This is a map of Orwell Haven, Essex. It is thought to date from1543. It shows proposed fortifications at the mouth of Harwich harbour which were not built. The forts are shown in plan form and have seem to be measured plans, recording details such as the splayed external opening of embrasures and the curved internal space for a man to stand. In this they contrast with the loose pictorial style of the rest of the map. The forts comprise a central fort with a curtain wall with bastions at each corner. The fort at Lagner Point has angular bastions in the Italian style perhaps revealing the influence of the Italian military engineers employed by Henry VIII in the 1540’s. The advantage of angle bastions is that they provide fire power outwards and flanking power along the walls so that no blind spots exist, enabling defenders to cover all the surrounding ground. The concern with the defensive capabilities of Orwell Haven and other coastal area at this date was due to the resumption of hostilities between England and France 1542. The map is the work of Richard Lee, a mason by trade was worked as a surveyor on fortification schemes in England and English territory in France. It is probable that this map was intended for personal explanation by Lee to Henry VIII. Lee, Richard
A Coloured Chart of the Coast of Essex and Suffolk, from the Naze to Bawdsey
This is a chart showing Essex and Suffolk from the Naze to Bawdsey showing the course of the Stour, Orwell, and Deben. It is thought to date from between 1539 and 1544. It shows miniaturized views of towns such as Ipswich and Harwich against a generalized green landscape of fields and occasional trees. The coast line and waterways are the main preoccupation of the cartographer as he has carefully recorded areas of sand in pink with stippled markings, and at certain points the depths of the water at low tide in area is noted.
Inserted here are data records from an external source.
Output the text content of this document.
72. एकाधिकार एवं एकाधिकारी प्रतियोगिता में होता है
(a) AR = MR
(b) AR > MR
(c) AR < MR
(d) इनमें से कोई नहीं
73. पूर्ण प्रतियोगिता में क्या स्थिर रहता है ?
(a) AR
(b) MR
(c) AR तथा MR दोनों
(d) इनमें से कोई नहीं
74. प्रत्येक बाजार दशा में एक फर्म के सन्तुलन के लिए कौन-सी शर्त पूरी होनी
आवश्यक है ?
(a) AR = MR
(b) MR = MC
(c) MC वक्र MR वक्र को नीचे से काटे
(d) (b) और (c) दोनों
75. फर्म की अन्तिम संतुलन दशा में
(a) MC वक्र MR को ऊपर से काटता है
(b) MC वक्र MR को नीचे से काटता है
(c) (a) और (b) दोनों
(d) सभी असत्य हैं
The cartographer is Richard Cavendish, whose family home in Suffolk is indicated. Richard Cavendish was a master gunner who had supervised new defence works at Berwick and Wark in 1522-3. It is thought that this map was based on a survey that Cavendish was paid to undertake in 1523. The date exact date of the map is uncertain. It could date from around 1538-9, a period characterised by the threat of invasion after a peace treaty was signed by Francis I of France and Charles V, Holy Roman Emperor and King of Spain in 1538. England and France were ancient enemies and the catholic Charles V, nephew of Catherine of Aragon, was angered by Henry VIII’s decision to divorce her. However, the presence of a scale bar in the bottom right corner suggests a date of post 1540. In 1543 war with France resumed and England was threatened by invasion once again. This map may be related to a large map which is referred to in Henry VIII’s inventory of 1547-80 the description of parte of Suffolke, Essexe and London painted upon clothe’ Cavendish, Richard
A Coloured Chart of the Coast of Suffolk, from Orwell Haven to Gorlston, near Yarmouth
This is a map of the Suffolk coast stretching from Orwell Haven to Godeston near Yarmouth. It details the defences of the area may be part of the coastal survey of 1539. Fortification of large sections of coast was carried out at this time as Henry VIII feared an invasion from the combined forces of France and Spain. In 1538 Francis I of France, and Charles V Holy Roman Emperor and King of Spain signed a peace treaty. This union gave rise to the possibility that France and Spain may combine forces to invade England. France was England’s historical enemy and Henry VIII’s divorce of Catherine of Aragon, Charles V’s aunt, had offended the militantly catholic King of Spain. The map includes a vignette view of Ipswich, and a depiction of Orford Castle, built by Henry II in the 1160’s to guard what was then a busy port. Here a beacon is shown on the battlements, indicating that the castle, built on raised grown, has been incorporated into the early warning system that is depicted along the coast by numerous beacons. Two round tower forts are shown with gun ports and extended cannons. Such a large scale fortification plan was greatly aided by the significant advances in cartography and surveying which occurred in the Tudor period. The vast wealth Henry VIII had at his disposal after the dissolution of the monasteries provided the necessary finances for the survey.